The quantum state is the mathematical object used in quantum physics to encode all the information that can be predicted about a physical system. It does not itself constitute a classical description of properties but provides probabilities for the outcomes of measurements such as position, momentum, or energy. A familiar example is the state of a hydrogen atom, whose measurable properties include position and energy; see hydrogen and atom for context.

Representations

There are several equivalent ways to describe a quantum state depending on the context. In nonrelativistic quantum mechanics a state is often given by a complex wavefunction or state vector in a Hilbert space. Mixed states, which represent statistical ensembles or partial knowledge, are described by a density operator. Key mathematical features include linearity (allowing superposition) and normalization (total probability equals one).

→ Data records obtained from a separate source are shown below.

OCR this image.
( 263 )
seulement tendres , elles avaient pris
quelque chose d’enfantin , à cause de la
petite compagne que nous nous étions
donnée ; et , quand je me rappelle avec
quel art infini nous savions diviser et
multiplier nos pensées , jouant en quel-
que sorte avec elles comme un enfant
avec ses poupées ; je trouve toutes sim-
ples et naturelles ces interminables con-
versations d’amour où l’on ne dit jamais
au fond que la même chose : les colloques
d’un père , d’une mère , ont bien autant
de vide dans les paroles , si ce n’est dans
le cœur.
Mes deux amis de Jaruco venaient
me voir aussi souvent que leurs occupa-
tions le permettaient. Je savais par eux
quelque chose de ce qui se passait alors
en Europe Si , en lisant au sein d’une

Typical measurable quantities are associated with operators. For example, momentum is related to the momentum operator and energy to the Hamiltonian; see momentum and energy. Angular momentum and intrinsic spin are additional observables with quantized spectra; compare angular momentum and spin for further reading.

Important distinctions exist between pure and mixed states. A pure state corresponds to maximal information about preparation and can be represented by a single state vector; mixed states are statistical mixtures of pure states and require a density matrix. Measurement in quantum mechanics yields probabilistic outcomes and usually changes the state according to the measurement postulates of the theory; various interpretations disagree about whether this change is a physical collapse or an update of knowledge.

Properties and examples

  • Superposition: a system can exist in a linear combination of basis states until measurement.
  • Entanglement: composite systems can exhibit correlations stronger than classical statistics, with important consequences for information transfer and nonlocality.
  • Unitary evolution: isolated states evolve deterministically by the Schrödinger equation; open systems require more general dynamical maps.

Concrete examples help connect abstract ideas to practice. The quantum state of a single electron in a hydrogen-like atom determines its allowed energy levels and spatial probability distribution. In quantum information, a two-level quantum state (qubit) is the basic carrier of quantum information, exploiting superposition and entanglement for tasks such as computation and secure communication.

Quantum states underpin much of modern physics and technology. They are central to spectroscopy, quantum chemistry, condensed-matter physics, and emerging technologies like quantum computing and sensing. While the formalism is precise and predictive, conceptual questions about interpretation and the nature of measurement remain topics of active discussion and research.